第267話【あの日の攻防の顛末】
だから、こっから先は僕一人で良いよ、ありがとね、って言って下がってもらおうとするんだけど、二人ともガンとして下がらず、
「いや、もう本当に良いよ」って言えばいうほど、意地になってるみたいで、
「私は大丈夫、蒼さん、下がっても良いわよ」
と葉山。
すると、今度は、
「心配無用、葉山殿の方が下がるが良かろう」
と互いに短い時間見つめあって、すぐに視線を外した。
一瞬、火花が飛んだように見えたのは気のせい?
互いに意地になってるのか、そこには絶対に譲らないという確実な意地が垣間見えた。
いつの間にそんな感じの人間関係になっていたのか、ちょと分かたないけど、まあ実力的に言えば、ほとんど拮抗する腕前だしね、その辺は仕方ないかって思うけど、フラフラしながら、前に立たれるのも邪魔なんだけどなあ。とは思う。
ほんと、どうしよう、この二人って考えていた頃、
「待たせたな兄!」
って文字通り降って湧いて、僕の肩に跨る妹。
「え? なんで?」
普通に驚くも、
「私が連れてきた、すまん、ゲートの類は使えず、徒歩での移動になって遅れた」
と薫子さんが息も切れ切れに言う。ってかなんで妹を??????
って疑問は、次の言葉というか、妹の行動で理解できた。
妹は、そのまま例のスライムに近づいて、
腕を巻き取られるも、その触手に触れて、一言。
「イジェクト!」
と言った。
ああ、そうか、そうだね、その方法があったね。なんだ、そうか、そうなんだ。
かつては僕を排除してギルドの更衣室に飛ばした三柱神だけが持つ『奇跡』の一つ、イジェクト。
さらには、葉山の体から葉山以外の部位を弾き出して綺麗に区分けしてくれたイジェクト。

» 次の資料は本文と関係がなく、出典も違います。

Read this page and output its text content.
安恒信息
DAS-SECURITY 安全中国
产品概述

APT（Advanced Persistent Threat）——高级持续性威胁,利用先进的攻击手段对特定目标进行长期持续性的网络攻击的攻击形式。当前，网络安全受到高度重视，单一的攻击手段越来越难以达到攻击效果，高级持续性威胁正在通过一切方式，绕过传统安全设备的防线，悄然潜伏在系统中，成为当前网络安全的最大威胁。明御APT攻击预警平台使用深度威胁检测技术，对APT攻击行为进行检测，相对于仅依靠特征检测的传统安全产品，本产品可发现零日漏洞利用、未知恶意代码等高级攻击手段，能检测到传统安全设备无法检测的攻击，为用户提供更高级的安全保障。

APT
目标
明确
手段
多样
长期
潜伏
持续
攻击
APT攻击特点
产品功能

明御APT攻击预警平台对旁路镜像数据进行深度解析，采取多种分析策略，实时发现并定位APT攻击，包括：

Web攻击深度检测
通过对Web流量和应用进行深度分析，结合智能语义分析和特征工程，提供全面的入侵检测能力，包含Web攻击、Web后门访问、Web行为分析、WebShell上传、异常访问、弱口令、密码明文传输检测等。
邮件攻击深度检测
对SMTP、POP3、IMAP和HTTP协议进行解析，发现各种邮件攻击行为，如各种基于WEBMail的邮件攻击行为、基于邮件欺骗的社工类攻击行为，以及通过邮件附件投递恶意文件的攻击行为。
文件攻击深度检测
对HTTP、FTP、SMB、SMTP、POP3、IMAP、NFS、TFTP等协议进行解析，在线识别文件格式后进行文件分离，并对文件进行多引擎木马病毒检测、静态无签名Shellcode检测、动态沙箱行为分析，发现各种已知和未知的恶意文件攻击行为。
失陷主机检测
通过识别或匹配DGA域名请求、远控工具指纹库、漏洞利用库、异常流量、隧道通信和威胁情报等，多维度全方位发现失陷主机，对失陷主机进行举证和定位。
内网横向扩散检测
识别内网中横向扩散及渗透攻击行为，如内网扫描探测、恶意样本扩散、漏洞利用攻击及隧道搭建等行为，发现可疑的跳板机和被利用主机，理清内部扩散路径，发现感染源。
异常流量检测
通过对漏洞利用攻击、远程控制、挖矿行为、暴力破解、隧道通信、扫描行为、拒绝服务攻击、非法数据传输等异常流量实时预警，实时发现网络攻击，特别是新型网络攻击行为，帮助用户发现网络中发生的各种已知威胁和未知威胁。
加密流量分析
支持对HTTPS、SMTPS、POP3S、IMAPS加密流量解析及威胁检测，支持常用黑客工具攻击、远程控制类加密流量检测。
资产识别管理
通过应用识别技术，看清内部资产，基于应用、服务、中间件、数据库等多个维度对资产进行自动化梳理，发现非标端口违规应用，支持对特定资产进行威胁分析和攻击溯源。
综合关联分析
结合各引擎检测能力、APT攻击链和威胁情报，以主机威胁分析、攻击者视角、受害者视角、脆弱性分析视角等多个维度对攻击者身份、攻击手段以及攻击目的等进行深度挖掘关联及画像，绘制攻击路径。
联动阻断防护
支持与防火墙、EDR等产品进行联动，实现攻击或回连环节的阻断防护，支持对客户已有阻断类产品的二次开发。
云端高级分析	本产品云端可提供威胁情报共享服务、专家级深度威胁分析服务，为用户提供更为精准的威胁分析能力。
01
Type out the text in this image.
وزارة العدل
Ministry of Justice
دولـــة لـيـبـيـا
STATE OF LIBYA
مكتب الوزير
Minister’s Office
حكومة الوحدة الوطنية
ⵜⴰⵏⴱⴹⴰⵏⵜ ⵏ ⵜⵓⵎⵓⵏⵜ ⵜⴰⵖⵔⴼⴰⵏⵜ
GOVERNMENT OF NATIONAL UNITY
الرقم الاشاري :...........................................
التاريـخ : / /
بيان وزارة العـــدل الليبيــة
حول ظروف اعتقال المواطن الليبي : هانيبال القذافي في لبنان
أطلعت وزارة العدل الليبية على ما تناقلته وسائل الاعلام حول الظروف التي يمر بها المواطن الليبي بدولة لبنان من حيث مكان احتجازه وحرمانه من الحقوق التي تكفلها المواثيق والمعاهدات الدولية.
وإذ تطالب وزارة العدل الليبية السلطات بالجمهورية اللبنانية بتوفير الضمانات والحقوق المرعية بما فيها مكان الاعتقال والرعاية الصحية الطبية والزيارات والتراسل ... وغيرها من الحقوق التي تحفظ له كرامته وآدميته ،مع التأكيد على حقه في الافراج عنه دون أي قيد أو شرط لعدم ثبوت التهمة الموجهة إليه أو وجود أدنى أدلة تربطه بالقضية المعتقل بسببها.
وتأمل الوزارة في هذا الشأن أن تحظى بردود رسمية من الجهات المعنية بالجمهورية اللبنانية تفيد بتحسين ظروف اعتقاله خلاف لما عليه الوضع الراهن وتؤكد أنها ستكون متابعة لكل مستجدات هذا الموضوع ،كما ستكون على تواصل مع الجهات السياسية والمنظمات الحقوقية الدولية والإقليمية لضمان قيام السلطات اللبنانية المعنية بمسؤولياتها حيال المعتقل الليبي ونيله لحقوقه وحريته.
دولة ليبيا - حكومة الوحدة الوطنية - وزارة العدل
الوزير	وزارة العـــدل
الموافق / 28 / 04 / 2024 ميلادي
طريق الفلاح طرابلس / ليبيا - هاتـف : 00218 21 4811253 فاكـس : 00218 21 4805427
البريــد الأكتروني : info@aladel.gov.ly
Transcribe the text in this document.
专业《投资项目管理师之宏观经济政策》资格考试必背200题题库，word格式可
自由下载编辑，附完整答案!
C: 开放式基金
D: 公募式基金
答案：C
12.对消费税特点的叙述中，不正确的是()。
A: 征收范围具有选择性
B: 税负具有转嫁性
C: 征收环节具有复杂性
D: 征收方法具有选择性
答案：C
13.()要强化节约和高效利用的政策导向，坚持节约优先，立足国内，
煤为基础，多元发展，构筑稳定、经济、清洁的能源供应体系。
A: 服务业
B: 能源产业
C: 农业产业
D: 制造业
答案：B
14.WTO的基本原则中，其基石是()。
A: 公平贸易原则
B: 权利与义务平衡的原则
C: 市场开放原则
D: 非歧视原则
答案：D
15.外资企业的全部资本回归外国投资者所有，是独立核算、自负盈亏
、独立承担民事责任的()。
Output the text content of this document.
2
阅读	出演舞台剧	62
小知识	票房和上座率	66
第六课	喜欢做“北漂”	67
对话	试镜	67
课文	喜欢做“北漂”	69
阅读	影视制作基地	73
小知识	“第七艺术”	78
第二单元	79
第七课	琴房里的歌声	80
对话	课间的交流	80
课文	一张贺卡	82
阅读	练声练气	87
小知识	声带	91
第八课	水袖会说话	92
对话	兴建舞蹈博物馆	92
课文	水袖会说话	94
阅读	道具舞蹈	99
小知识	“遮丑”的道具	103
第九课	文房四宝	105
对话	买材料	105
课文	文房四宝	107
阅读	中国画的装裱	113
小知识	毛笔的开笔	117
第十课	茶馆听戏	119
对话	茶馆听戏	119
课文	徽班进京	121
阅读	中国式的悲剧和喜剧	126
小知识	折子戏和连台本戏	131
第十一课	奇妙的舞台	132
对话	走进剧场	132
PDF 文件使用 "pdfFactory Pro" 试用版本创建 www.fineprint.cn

なるほど、そうだね、こっちの方が簡単で、しかも安全だったね。
二つに分類されて、綺麗に黄金の容器に分かれて入ったそのかつてのスライムを見て、ほっとしたのか、それともたまたま限界だったのか、葉山と蒼さんはその場にヘナヘナと座り込んでしまった。瑠璃さんは「あはは」って笑ってるし、桃さんも「こんな便利な方法があったんだね」とか言ってるし、ともかく、あの時点で、西木田くんが二つに分けたって事で、もうすでに勝負はついてたって事だったんだ。
なんか、凄く、どっと疲れが襲ってきた。
そうだよ、初めから妹呼んでイジェクトして貰えば良かったんだよ、薫子さんもそれに気が付いたらそう言って欲しかったよ、だったら、僕らは二度と混ざり合わないように細心の注意を払いながら上手く足止めしてるだけで済んだんだ。
なんかだんだん腹立ってきた。
必死に活の良いスライムを飛んで跳ねて、捌かなくても良かったじゃん。
すると、今度は葉山が、
「だよね、真壁だから普通にできると思って付き合っちゃったよ」
って恥ずかしそうに笑ってる。
そして、春夏さんはいつものように微笑んでる。
じゃあ、まあ、良いか、って思う僕だけど、納得の落とし所を探すのに時間はかかりそうな感じだったよ。
そして、重大なことに気がついた。
あれ? 三柱神の奇跡って事は?
「もしかして、イジェクトって角田さん使えた?」
って尋ねようとすると、こっちを不自然に避けた、明らかに違和感のある顔の向きをしてる角田さんがいた。あれ、多分、絶対にこっち向かないつもりって感情は僕でもわかるよ。
そっか、できるんだな、イジェクト。
なんでも分かるゼクト様も気がつかない事もあるんだね。
で、ちょっと離れた蒼さんが、そのまま座り込んでたから、
「ごめんね、蒼さん、変な攻防につき合わせちゃって」
って素直に言ったら、一瞬遅れて返事して、
「い、いえ、構いません、私はどこまでもお屋形様について行く所存ですので」
って言っていたんだけど、意識はちょっと僕の方には無くて、蒼さん、今まで使ってた短刀を隠すように懐に仕舞うんだ。